ROI? What’s return, if it’s not measured in money, yenom, cash, closing statements, origination fees, bank deposits, or fill in the damn blank? This is silly at it’s best, and embarrassing at its worst. I don’t mean anything Joe said, just the idea. In fact I thought Joe’s observation was right on the money — pun intended.
He noted some folks have decided it might be time to ask the question, “How big is yours?”
This goes back (Please Lord, protect me.) to what I’ve always wondered about the whole SEO thing. It fits into this topic as if it was custom tailored. What’s the ROI on 2.0/SMM? What’s the ROI on all those leads yer gettin’ from your website and/or blog? I’ve simply stopped turning to the experts out there, ‘cuz I’m tired of being ignored when I ask them to please let me know what their clients’ conversion rates are.

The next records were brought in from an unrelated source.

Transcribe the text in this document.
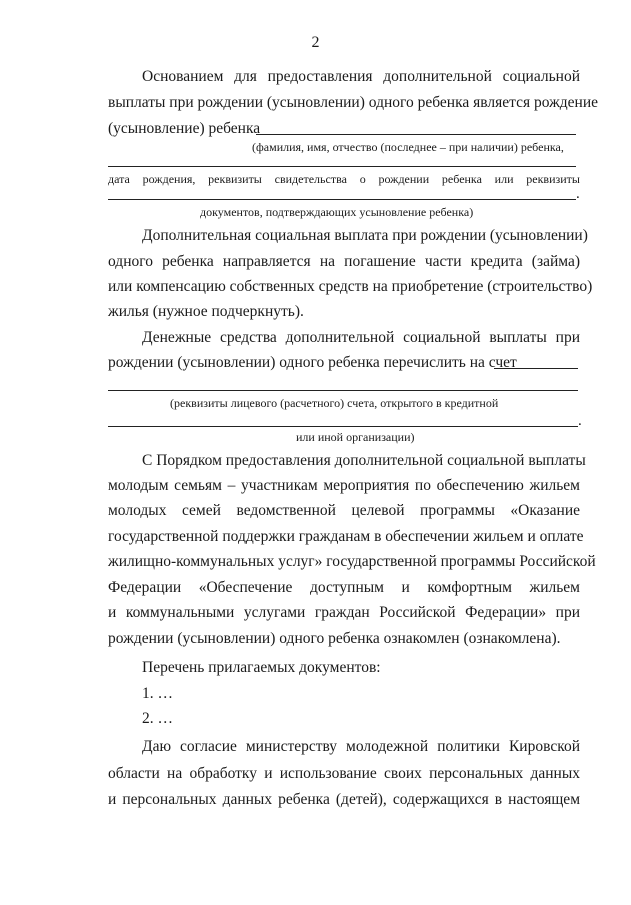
2
Основанием для предоставления дополнительной социальной
выплаты при рождении (усыновлении) одного ребенка является рождение
(усыновление) ребенка
(фамилия, имя, отчество (последнее – при наличии) ребенка,
дата рождения, реквизиты свидетельства о рождении ребенка или реквизиты
.
документов, подтверждающих усыновление ребенка)
Дополнительная социальная выплата при рождении (усыновлении)
одного ребенка направляется на погашение части кредита (займа)
или компенсацию собственных средств на приобретение (строительство)
жилья (нужное подчеркнуть).
Денежные средства дополнительной социальной выплаты при
рождении (усыновлении) одного ребенка перечислить на счет
(реквизиты лицевого (расчетного) счета, открытого в кредитной
.
или иной организации)
С Порядком предоставления дополнительной социальной выплаты
молодым семьям – участникам мероприятия по обеспечению жильем
молодых семей ведомственной целевой программы «Оказание
государственной поддержки гражданам в обеспечении жильем и оплате
жилищно-коммунальных услуг» государственной программы Российской
Федерации «Обеспечение доступным и комфортным жильем
и коммунальными услугами граждан Российской Федерации» при
рождении (усыновлении) одного ребенка ознакомлен (ознакомлена).
Перечень прилагаемых документов:
1. …
2. …
Даю согласие министерству молодежной политики Кировской
области на обработку и использование своих персональных данных
и персональных данных ребенка (детей), содержащихся в настоящем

I finally ran into an upfront, plain talkin’ expert, whose name I will keep to myself.
When I emailed them privately, asking about leads per day for RE clients, and their subsequent conversion rates, the answer was a breath of fresh air, invigorating by its naked truthfulness.
Here’s my email to this expert.
‘Blog/SEO/Lead generation expert’,
I’ve been tryin, in vain, to find out what the batting average is for real estate bloggers who’ve been successful in generating a reliably consistent number of daily/weekly/monthly leads.
I’ve heard of, and keep reading about blogs bringing in 10 a day 20 a day, even 30+ daily. What I’m not hearing is how many closed escrows are resulting from all those leads.
Whenever I ask this question, especially to those who are experts, (in reality, not just in their minds) I become invisible.